Investors will monitor the successful commissioning and ramp-up of the Taj Yelahanka hotel. The integration of Taj Santacruz and its financial performance post-acquisition will also be crucial. While the 9M results are strong, the recurring impact of unforeseen one-off expenses could continue to affect quarterly profitability, as seen in Q3 FY26. Brand recognition, as highlighted by Brand Finance, is a key asset, but operational execution remains paramount.

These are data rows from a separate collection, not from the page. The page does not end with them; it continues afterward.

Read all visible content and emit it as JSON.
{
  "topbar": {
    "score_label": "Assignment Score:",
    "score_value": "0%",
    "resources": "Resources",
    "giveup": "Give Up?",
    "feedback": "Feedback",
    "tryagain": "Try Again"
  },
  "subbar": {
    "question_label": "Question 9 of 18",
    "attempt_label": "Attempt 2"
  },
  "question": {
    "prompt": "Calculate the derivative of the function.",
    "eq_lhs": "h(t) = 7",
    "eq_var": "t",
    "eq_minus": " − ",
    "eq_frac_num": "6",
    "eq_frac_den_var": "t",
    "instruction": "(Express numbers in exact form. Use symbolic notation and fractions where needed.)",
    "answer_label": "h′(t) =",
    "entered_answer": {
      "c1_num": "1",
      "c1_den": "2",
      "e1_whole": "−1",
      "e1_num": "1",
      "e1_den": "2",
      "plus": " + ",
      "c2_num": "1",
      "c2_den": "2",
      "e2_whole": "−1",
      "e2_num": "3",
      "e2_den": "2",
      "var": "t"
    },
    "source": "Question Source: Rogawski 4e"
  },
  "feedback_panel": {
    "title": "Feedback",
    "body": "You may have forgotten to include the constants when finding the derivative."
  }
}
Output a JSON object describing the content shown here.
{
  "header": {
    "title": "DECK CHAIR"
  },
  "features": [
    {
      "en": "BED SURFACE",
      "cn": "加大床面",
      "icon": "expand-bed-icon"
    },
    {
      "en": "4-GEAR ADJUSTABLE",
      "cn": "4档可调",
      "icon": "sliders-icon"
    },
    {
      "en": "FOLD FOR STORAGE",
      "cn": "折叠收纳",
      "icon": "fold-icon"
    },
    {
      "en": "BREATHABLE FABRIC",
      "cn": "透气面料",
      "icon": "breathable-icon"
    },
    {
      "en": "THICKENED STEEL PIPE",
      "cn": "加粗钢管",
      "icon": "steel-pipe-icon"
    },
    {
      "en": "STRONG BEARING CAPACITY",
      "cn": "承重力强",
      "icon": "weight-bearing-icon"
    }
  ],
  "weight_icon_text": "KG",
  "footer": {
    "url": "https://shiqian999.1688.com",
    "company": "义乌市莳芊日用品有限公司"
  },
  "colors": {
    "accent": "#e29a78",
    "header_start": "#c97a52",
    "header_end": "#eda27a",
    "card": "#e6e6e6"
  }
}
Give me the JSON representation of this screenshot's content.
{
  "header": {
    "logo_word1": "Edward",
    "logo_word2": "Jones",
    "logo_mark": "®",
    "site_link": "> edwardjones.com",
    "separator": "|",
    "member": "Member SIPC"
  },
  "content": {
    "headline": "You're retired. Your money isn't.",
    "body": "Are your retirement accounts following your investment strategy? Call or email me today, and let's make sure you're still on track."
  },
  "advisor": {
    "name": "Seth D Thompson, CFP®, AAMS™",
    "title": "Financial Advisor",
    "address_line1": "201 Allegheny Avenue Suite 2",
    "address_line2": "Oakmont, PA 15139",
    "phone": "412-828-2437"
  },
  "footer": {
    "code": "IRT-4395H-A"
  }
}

Disclaimer:This content is for educational and informational purposes only and does not constitute investment, financial, or trading advice, nor a recommendation to buy or sell any securities. Readers should consult a SEBI-registered advisor before making investment decisions, as markets involve risk and past performance does not guarantee future results. The publisher and authors accept no liability for any losses. Some content may be AI-generated and may contain errors; accuracy and completeness are not guaranteed. Views expressed do not reflect the publication’s editorial stance.